I challenge him to meet me anywhere, anytime and under any condition. My intention is to remove “Power” from his name so that he will remain just Mike. Reacting, Power Mike said, ‘I feel that Kovacs is just making noise.

He may be European but let him not forget that Africa has its own champions. I want to show him that his European kingdom does not extend to Africa”. The referee Fred Coates disqualified Power Mike in the fifth round.

  From Zambia, Power Mike moved on to Uganda where he made more exploits in wrestling. His first fight was against Derek Withington whom he defeated in the fourth round before a 10,000 capacity crowd.

He also eliminated Greek hero, Assimaks. Then came the historic world heavyweight title fight against another wrestling legend, Ali Baba at the Nakivubo Stadium in 1973. Power Mike over-whelmed the Lebanese and left him lying helplessly on the canvas without beating the 10 count.

  The referee, Chaya stopped the fight and the Ugandan acting Minister of Culture and Community Development, Henry Kyemba decorated Power Mike with the golden belt. He thus became the new world heavyweight champion.

  Back home, Mike Okpala, fought the likes of Canadian john Tiger, Judd Harris, Lee Sharon of Britain, London based Jonny Kwango and Power Jack of New Zealand.

In his fight against London based Jonny Kwango, Power Mike punished the wrestler to the extent that he voluntarily called for the end of the bout; to the admiration of Power Mike’s fans, that even a musician of repute, also a legend in the music industry, “77”, eulogized him for his superlative performances against Jonny Kwango during the fight in one of his sibilating tracks.

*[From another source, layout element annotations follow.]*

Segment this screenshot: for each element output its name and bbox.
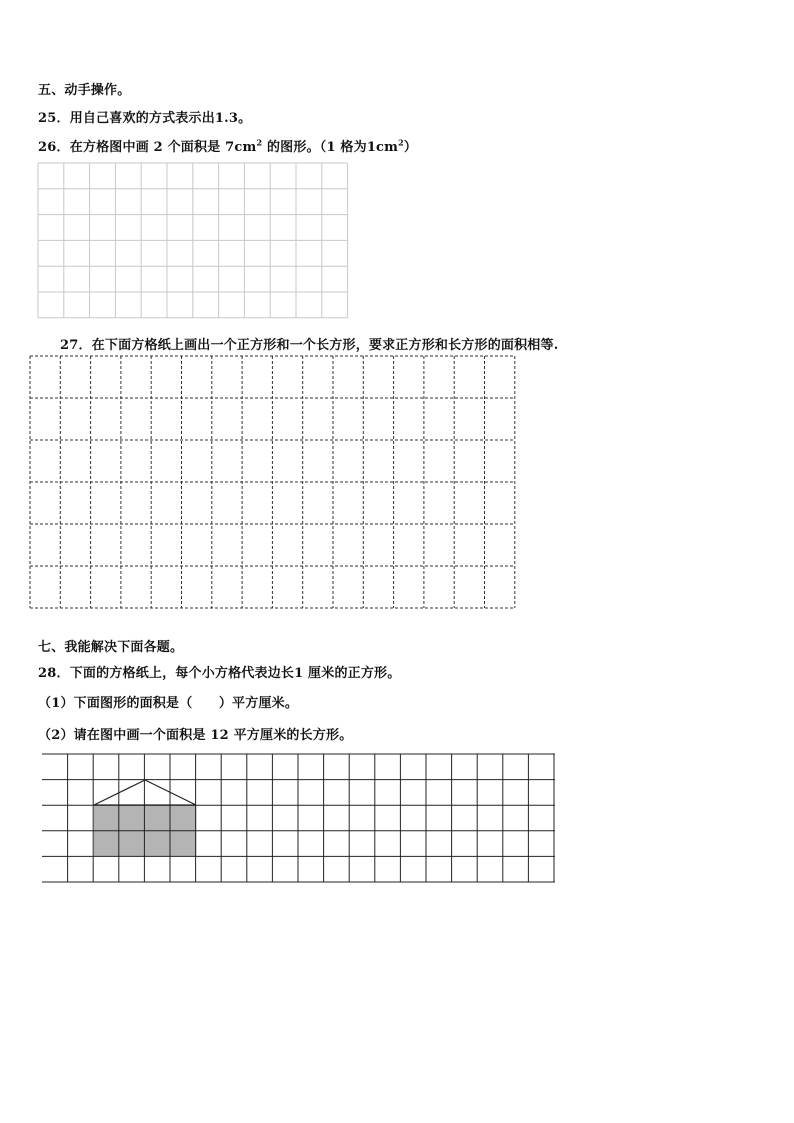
question-28-part2: （2）请在图中画一个面积是 12 平方厘米的长方形。 (38, 728, 353, 743)
section7-heading: 七、我能解决下面各题。 (38, 640, 184, 655)
question-26 (38, 136, 417, 155)
question-28: 28．下面的方格纸上，每个小方格代表边长1 厘米的正方形。 (38, 666, 401, 681)
grid-26[interactable] (38, 163, 348, 319)
q26-sup2: 2 (398, 137, 404, 148)
grid-28[interactable] (42, 754, 556, 884)
q26-text-middle: 的图形。（1 格为1cm (262, 140, 399, 155)
section5-heading: 五、动手操作。 (38, 83, 131, 98)
q26-text-before: 26．在方格图中画 2 个面积是 7cm (38, 140, 257, 155)
question-27: 27．在下面方格纸上画出一个正方形和一个长方形，要求正方形和长方形的面积相等. (60, 338, 559, 353)
question-25: 25．用自己喜欢的方式表示出1.3。 (38, 111, 252, 126)
house-roof (94, 780, 196, 805)
grid-27[interactable] (30, 356, 516, 611)
q26-text-after: ） (403, 140, 418, 155)
question-28-part1: （1）下面图形的面积是（ ）平方厘米。 (38, 696, 299, 711)
q26-sup1: 2 (256, 137, 263, 148)
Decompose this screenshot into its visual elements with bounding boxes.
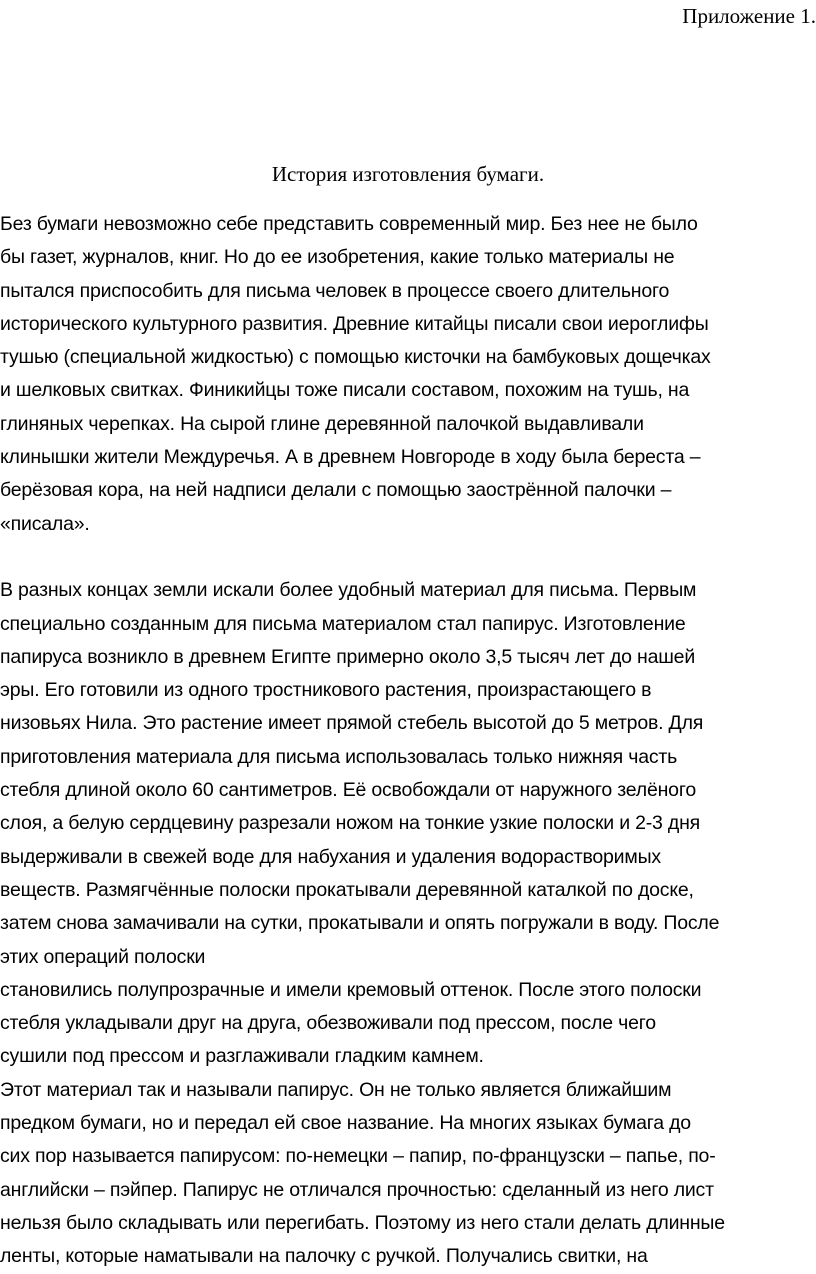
text-line: этих операций полоски [0, 945, 206, 968]
text-line: глиняных черепках. На сырой глине деревянной палочкой выдавливали [0, 412, 644, 435]
text-line: пытался приспособить для письма человек в процессе своего длительного [0, 279, 670, 302]
text-line: исторического культурного развития. Древние китайцы писали свои иероглифы [0, 312, 709, 335]
text-line: «писала». [0, 512, 90, 535]
text-line: стебля длиной около 60 сантиметров. Её освобождали от наружного зелёного [0, 779, 696, 802]
text-line: затем снова замачивали на сутки, прокатывали и опять погружали в воду. После [0, 912, 720, 935]
text-line: сих пор называется папирусом: по-немецки – папир, по-французски – папье, по- [0, 1145, 716, 1168]
text-line: клинышки жители Междуречья. А в древнем Новгороде в ходу была береста – [0, 446, 701, 469]
text-line: специально созданным для письма материалом стал папирус. Изготовление [0, 612, 686, 635]
text-line: низовьях Нила. Это растение имеет прямой стебель высотой до 5 метров. Для [0, 712, 704, 735]
text-line: В разных концах земли искали более удобный материал для письма. Первым [0, 579, 697, 602]
appendix-label: Приложение 1. [682, 4, 816, 28]
text-line: берёзовая кора, на ней надписи делали с помощью заострённой палочки – [0, 479, 672, 502]
blank-line [0, 541, 816, 574]
text-line: выдерживали в свежей воде для набухания и удаления водорастворимых [0, 845, 661, 868]
text-line: папируса возникло в древнем Египте примерно около 3,5 тысяч лет до нашей [0, 645, 696, 668]
text-line: сушили под прессом и разглаживали гладким камнем. [0, 1045, 484, 1068]
text-line: английски – пэйпер. Папирус не отличался прочностью: сделанный из него лист [0, 1178, 714, 1201]
text-line: Этот материал так и называли папирус. Он не только является ближайшим [0, 1078, 672, 1101]
text-line: веществ. Размягчённые полоски прокатывали деревянной каталкой по доске, [0, 878, 694, 901]
text-line: предком бумаги, но и передал ей свое название. На многих языках бумага до [0, 1112, 691, 1135]
text-line: приготовления материала для письма использовалась только нижняя часть [0, 745, 678, 768]
text-line: и шелковых свитках. Финикийцы тоже писали составом, похожим на тушь, на [0, 379, 690, 402]
text-line: бы газет, журналов, книг. Но до ее изобретения, какие только материалы не [0, 246, 675, 269]
text-line: нельзя было складывать или перегибать. Поэтому из него стали делать длинные [0, 1211, 725, 1234]
document-body [0, 208, 816, 1274]
text-line: ленты, которые наматывали на палочку с ручкой. Получались свитки, на [0, 1245, 648, 1268]
text-line: становились полупрозрачные и имели кремовый оттенок. После этого полоски [0, 978, 702, 1001]
document-title: История изготовления бумаги. [271, 162, 545, 186]
text-line: тушью (специальной жидкостью) с помощью кисточки на бамбуковых дощечках [0, 346, 711, 369]
text-line: эры. Его готовили из одного тростникового растения, произрастающего в [0, 679, 652, 702]
text-line: слоя, а белую сердцевину разрезали ножом на тонкие узкие полоски и 2-3 дня [0, 812, 701, 835]
text-line: Без бумаги невозможно себе представить современный мир. Без нее не было [0, 213, 698, 235]
text-line: стебля укладывали друг на друга, обезвоживали под прессом, после чего [0, 1012, 656, 1035]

  Then came the return match between him and Ali Baba on December 19, 1975. The fierce “battle” which was held before more than 10,000 spectators at the National Stadium, Surulele, Lagos, Nigeria, ended in a draw when both wrestlers collided, fell on the canvass and could not stand up before the count of 10.

Power Mike therefore retained his golden belt as the world heavyweight wrestling champion. He held this title till 1976 when he retired from wrestling after going through 125 fights without losing any.

  Upon his retirement from active and competitive wrestling, the late Mike Okpala did all within his reach to contribute his own quota in sports development. To this end, he established the Power Mike Sports Centres at Onitsha, his home state and at the Federal Capital, Abuja, through which he promoted sports in the country.

Some of his last known major engagements were his support for both the Enyimba Football Club of Aba, which eventually won the CAF championship cup in December 2003, and the national team, the Super Eagles during the nation’s cup tournament in Tunisia in January,

2004. And in politics, he was involved in seeing that peace returned to Anambra State when he waded into the crises as a neutral person and as a member of the National Peace Committee, a body made up of concerned non-partisan elders from the state.

  Though ill and was placed on regular medical checkups, the late Power Mike did not show sign of death. However, on March 10, 2004, the indefatigable legend and undisputed heavyweight wrestling champion, Chief Mike Okpala “aka, Power Mike” had his “Final Pinfall” and bowed to death at the National Hospital, Abuja, Nigeria.

  The positive imprints of the late Mike Okpala and the statue of his humble self conspicuously mounted reminds us that it is a truism that people are remembered by their deeds on earth while living when they must have kicked the bucket or turned the corner.

Come to think of it, the  late Okpala started his journey to fame in the early 60’s, died on March 10, 2004 and years after, he is still fresh in the minds of people, even those yet unborn will come to know the name, Chief Mike Okpala (aka Power Mike) and his myth.